As to the second question. The indorsements on plaintiff’s bond for $2,000 show that $200 was received as interest on $2,000 for the year 1891. On March, 1892, the bond was indorsed as follows: “Received on the within bond $195.08.” Under this was what Jacob Ehrhardt explained to be, not a payment, but a memorandum as follows: “Interest to January 1, 1893, $204.92.” Under this memorandum was indorsed, “January 19, 1893, received on within bond $172.36.” The memorandum above indicates that the $4.92, which the payment of March 28, 1892, lacked in paying the $200 as interest for one year, was added to the calculation of amount claimed to be due as interest for the year 1892, and thus shows that the rate charged after maturity was’ten per cent.

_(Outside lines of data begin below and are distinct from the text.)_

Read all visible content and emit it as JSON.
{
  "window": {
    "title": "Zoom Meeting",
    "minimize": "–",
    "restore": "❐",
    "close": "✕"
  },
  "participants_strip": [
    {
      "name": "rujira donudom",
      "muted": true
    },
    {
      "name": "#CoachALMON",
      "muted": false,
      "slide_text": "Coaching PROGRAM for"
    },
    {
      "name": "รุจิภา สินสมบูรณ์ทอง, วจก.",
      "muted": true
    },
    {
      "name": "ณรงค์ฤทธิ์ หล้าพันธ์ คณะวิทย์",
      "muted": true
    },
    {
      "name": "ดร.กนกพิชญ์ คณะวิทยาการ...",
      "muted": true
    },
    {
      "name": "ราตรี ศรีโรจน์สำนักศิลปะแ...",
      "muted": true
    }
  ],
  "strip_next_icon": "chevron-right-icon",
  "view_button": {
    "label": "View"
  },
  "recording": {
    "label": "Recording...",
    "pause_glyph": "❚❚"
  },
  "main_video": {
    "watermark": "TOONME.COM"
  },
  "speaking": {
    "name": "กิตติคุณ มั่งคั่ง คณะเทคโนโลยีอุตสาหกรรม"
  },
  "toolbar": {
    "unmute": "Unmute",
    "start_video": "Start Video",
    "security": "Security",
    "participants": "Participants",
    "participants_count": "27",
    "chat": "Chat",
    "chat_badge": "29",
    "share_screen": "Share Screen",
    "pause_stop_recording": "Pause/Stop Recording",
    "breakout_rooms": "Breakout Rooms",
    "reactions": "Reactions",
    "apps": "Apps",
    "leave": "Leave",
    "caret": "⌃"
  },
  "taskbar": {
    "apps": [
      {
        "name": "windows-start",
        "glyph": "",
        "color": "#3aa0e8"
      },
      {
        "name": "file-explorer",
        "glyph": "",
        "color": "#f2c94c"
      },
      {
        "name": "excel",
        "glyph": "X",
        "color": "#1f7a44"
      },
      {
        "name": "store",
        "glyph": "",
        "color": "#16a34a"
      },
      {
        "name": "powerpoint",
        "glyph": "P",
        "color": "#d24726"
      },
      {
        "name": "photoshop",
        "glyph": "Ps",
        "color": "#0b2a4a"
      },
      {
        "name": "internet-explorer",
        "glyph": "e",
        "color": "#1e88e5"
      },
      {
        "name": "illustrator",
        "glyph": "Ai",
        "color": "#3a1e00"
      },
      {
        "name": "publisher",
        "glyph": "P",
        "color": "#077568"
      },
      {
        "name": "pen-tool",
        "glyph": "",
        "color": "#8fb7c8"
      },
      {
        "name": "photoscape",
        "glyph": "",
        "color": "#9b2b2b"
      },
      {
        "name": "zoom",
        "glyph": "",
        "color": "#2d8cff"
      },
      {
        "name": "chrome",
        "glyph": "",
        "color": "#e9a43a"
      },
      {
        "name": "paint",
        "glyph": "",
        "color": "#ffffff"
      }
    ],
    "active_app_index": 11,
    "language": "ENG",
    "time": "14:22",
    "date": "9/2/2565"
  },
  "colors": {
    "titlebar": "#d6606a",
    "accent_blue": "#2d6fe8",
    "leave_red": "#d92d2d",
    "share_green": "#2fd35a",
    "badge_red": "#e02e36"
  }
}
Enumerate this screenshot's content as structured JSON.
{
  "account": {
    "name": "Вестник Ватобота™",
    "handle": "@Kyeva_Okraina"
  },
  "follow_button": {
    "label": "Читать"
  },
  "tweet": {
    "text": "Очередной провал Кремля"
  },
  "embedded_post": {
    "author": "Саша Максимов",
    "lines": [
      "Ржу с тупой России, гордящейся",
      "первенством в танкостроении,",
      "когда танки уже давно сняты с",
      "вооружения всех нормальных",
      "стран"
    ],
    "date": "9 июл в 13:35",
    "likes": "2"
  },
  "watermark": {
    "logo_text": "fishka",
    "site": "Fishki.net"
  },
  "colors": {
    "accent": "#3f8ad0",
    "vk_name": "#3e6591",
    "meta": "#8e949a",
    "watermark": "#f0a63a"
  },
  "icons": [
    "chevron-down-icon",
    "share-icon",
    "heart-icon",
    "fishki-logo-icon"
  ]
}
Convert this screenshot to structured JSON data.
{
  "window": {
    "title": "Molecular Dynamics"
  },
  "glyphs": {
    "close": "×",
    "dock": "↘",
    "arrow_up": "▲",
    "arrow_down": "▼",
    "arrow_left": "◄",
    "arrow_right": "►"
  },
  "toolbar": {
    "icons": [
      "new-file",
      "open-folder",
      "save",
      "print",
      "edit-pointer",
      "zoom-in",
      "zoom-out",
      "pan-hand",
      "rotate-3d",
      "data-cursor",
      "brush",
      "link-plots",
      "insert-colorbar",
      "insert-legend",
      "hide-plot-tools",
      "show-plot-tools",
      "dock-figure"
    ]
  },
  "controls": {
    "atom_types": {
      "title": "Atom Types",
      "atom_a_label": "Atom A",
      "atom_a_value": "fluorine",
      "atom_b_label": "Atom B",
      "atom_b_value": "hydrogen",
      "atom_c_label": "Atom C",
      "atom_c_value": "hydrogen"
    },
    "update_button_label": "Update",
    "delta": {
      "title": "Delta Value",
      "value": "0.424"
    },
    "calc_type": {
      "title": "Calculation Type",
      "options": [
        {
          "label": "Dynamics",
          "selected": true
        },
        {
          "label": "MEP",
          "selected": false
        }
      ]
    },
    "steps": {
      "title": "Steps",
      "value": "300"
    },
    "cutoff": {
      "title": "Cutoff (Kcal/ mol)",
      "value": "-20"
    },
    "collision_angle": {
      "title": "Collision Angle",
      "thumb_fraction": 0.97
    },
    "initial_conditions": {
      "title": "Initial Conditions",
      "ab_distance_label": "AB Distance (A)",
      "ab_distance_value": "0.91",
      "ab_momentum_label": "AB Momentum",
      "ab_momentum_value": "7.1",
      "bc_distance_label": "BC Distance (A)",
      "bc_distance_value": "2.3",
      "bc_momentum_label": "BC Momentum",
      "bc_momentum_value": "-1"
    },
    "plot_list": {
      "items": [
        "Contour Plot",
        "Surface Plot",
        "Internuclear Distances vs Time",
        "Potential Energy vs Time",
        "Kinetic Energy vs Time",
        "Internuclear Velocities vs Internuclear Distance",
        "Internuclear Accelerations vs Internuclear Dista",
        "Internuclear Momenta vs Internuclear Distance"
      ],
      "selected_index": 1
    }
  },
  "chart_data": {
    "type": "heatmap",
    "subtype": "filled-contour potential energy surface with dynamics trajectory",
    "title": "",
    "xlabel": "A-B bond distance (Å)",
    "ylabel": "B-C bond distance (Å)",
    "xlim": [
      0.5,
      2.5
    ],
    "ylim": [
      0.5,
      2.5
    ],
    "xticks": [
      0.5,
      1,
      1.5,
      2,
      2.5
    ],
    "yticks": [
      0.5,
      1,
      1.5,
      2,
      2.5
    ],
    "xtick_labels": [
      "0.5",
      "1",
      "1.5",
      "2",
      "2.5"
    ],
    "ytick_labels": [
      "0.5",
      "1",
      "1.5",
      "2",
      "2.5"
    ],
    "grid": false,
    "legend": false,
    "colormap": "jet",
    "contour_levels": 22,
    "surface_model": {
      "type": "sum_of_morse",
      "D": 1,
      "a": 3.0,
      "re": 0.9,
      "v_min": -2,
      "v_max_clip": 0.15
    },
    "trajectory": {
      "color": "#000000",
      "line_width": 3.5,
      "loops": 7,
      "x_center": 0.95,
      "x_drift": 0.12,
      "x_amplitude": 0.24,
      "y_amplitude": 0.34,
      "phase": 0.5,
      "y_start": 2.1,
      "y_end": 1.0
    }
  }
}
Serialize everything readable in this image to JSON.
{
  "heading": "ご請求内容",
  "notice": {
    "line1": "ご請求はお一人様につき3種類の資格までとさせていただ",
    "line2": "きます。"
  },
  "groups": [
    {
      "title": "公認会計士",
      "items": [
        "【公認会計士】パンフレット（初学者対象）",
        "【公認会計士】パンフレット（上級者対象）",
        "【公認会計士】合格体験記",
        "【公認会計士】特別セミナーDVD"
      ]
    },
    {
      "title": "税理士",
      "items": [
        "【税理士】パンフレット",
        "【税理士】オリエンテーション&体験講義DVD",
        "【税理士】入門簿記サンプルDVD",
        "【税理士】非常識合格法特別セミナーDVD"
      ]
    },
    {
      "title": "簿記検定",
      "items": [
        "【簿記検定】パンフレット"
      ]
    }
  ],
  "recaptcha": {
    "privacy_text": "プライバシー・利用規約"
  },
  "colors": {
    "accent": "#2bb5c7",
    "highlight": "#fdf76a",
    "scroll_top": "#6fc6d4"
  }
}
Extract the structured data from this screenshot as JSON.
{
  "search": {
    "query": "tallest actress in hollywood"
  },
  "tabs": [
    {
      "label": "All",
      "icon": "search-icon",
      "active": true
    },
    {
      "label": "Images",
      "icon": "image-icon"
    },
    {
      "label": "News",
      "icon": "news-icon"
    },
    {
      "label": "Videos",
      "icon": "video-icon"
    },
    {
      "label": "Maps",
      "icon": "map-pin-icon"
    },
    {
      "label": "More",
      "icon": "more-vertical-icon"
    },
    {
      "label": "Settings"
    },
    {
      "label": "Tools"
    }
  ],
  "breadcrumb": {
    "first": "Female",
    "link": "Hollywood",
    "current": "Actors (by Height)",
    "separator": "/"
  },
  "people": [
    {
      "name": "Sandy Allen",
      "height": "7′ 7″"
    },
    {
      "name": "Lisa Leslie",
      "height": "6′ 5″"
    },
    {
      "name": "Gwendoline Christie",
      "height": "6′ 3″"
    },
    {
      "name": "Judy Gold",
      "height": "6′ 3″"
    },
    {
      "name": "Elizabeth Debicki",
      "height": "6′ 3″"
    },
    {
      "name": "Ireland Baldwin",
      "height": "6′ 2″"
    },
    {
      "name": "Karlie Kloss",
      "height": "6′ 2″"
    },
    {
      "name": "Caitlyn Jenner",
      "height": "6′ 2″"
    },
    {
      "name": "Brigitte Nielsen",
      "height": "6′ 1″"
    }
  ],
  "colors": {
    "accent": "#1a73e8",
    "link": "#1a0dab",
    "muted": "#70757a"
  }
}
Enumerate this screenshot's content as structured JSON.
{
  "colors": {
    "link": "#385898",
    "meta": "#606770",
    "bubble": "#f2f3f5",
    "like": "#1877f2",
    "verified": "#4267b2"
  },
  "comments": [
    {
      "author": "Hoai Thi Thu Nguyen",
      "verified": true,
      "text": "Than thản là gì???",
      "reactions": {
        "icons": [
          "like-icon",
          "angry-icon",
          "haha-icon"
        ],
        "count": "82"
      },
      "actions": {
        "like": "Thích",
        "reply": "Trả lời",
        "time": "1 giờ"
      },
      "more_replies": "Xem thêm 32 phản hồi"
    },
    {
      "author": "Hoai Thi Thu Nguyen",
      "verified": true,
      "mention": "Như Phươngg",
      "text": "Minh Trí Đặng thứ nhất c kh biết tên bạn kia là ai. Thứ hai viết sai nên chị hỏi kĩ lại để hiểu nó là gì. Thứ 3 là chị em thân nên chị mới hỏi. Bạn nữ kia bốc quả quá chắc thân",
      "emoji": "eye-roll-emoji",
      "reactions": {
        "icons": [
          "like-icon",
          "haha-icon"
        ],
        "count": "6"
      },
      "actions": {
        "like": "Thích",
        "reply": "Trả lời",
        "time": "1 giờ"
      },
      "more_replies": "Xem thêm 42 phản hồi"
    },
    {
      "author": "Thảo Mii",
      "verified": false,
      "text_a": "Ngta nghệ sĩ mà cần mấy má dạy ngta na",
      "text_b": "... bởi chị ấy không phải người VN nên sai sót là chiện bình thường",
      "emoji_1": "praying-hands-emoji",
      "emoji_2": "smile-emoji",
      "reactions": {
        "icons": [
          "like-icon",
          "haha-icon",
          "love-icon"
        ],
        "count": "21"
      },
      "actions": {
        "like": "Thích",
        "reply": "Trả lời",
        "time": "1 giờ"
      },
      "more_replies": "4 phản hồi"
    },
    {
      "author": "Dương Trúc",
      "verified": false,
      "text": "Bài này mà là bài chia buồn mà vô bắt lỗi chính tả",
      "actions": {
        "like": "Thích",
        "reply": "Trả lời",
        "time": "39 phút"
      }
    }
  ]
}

This is made perfectly clear by the testimony of Jacob Ehrhardt, who testified that “all payments indorsed were payments on interest * * * these amounts were received as interest calculated at ten per cent.” It follows that the Circuit Court erred in finding that the $567.44, the aggregate of three payments above mentioned, was received as interest on the $2,000 from January 1,1890, to January 19, 1893, three years and nineteen days, since this finding is inconsistent with the fact that all payments made were on interest at the rate of ten per cent. The payments were on interest charged up to January 1st, 1893; but not in full of such interest charged. Since $567.44 was received as interest on $2,000 at ten per cent, per annum from January 1, 1890, it follows that such sum was received as interest for two years, ten months and two days, or as interest up to November 3, 1892, instead of as inter*555est up to January 19, 1893, as found by the Circuit Court. Since it is conceded plaintiff was only entitled to receive seven per cent, interest from January 1, 1890, it follows, of course, that the excess of interest received was three per cent, on $2,000 for two years, ten months and two days, or $170.23, instead of $141.50 as found by the Circuit Court. The defendant is entitled to a counter-claim of double this amount, viz: $340.46, or, what is the same thing, double three-tenths, or six-tenths of $567.44, the interest received at the rate of ten per cent, after maturity.

The judgment of the Circuit Court is modified in accordance with the views hereinabove announced.